To help meet this demand, USDA’s Agricultural Marketing Service (AMS) Dairy Grading Branch offers many vital services for exporters shipping products from US approved production facilities.  One of these services is issuing export health/sanitary certificates, which are required for the import of US dairy products into most countries.

An AMS health/sanitary certificate verifies the health of animals and products and assures the sanitary conditions of the plants or facilities where they were processed. Our certificates help the nation’s dairy producers and manufacturers reach large markets like China, which imported more than $430 million worth of U.S. dairy products in 2012.

In order to get a certificate, exporters and manufacturers submit paperwork to AMS. If approved, they can receive a certificate in just 3-5 business days. We currently issue dairy export certificates for U.S. trade into 104 countries. Last year, more than 26,000 export certificates were issued.

The U.S. dairy industry faced a challenge in 2010 when access to the China market was threatened. Exports to this country were nearly halted when China’s General Administration of Quality Supervision, Inspection and Quarantine (AQSIQ) revised their dairy export certification language. The U.S. government could not accept China’s original proposed certification language because of animal disease statements and their food safety requirements.

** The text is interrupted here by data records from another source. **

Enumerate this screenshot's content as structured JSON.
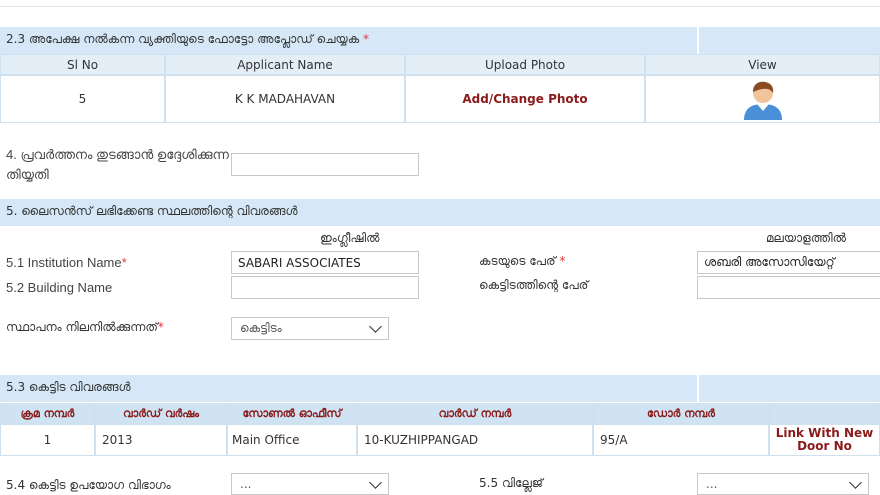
{
  "section23": {
    "title": "2.3 അപേക്ഷ നൽകന്ന വ്യക്തിയുടെ ഫോട്ടോ അപ്ലോഡ് ചെയ്യക",
    "req": "*",
    "headers": [
      "Sl No",
      "Applicant Name",
      "Upload Photo",
      "View"
    ],
    "row": {
      "sl": "5",
      "name": "K K MADAHAVAN",
      "upload": "Add/Change Photo"
    }
  },
  "section4": {
    "label": "4. പ്രവർത്തനം തുടങ്ങാൻ ഉദ്ദേശിക്കുന്ന തിയ്യതി",
    "value": ""
  },
  "section5": {
    "title": "5. ലൈസൻസ് ലഭിക്കേണ്ട സ്ഥലത്തിന്റെ വിവരങ്ങൾ",
    "english_head": "ഇംഗ്ലീഷിൽ",
    "malayalam_head": "മലയാളത്തിൽ",
    "institution_label": "5.1 Institution Name",
    "institution_value": "SABARI ASSOCIATES",
    "shop_label": "കടയുടെ പേര്",
    "shop_value": "ശബരി അസോസിയേറ്റ്",
    "building_label": "5.2 Building Name",
    "building_value": "",
    "building_ml_label": "കെട്ടിടത്തിന്റെ പേര്",
    "building_ml_value": "",
    "located_label": "സ്ഥാപനം നിലനിൽക്കുന്നത്",
    "located_value": "കെട്ടിടം",
    "req": "*"
  },
  "section53": {
    "title": "5.3 കെട്ടിട വിവരങ്ങൾ",
    "headers": [
      "ക്രമ നമ്പർ",
      "വാർഡ് വർഷം",
      "സോണൽ ഓഫീസ്",
      "വാർഡ് നമ്പർ",
      "ഡോർ നമ്പർ",
      ""
    ],
    "row": {
      "sl": "1",
      "year": "2013",
      "office": "Main Office",
      "ward": "10-KUZHIPPANGAD",
      "door": "95/A",
      "link1": "Link With New",
      "link2": "Door No"
    }
  },
  "section54": {
    "label": "5.4 കെട്ടിട ഉപയോഗ വിഭാഗം",
    "value": "...",
    "village_label": "5.5 വില്ലേജ്",
    "village_value": "..."
  }
}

To avoid losing China as an export market, AMS worked with USDA representatives from the Animal and Plant Health Inspection Service and the Foreign Agricultural Service, and representatives from the U.S. Trade Representative’s office, the Food and Drug Administration, and the dairy industry to convince China to postpone market closure until new language was developed. After much work, in December 2012, AQSIQ confirmed acceptance of the new U.S. dairy health certificate for exports to China.

“Our program routinely works with other agencies to negotiate export certification language to resolve international trade barriers like the one we had with China,” said Diane Lewis, director of our Dairy Programs’ Grading and Standards Division. “When a resolution is found, we are responsible for issuing export certificates required by 80 percent of U.S. dairy importing countries. These certificates provide American dairy farmers and dairy product manufacturers access to overseas markets, in turn contributing to domestic milk price levels.”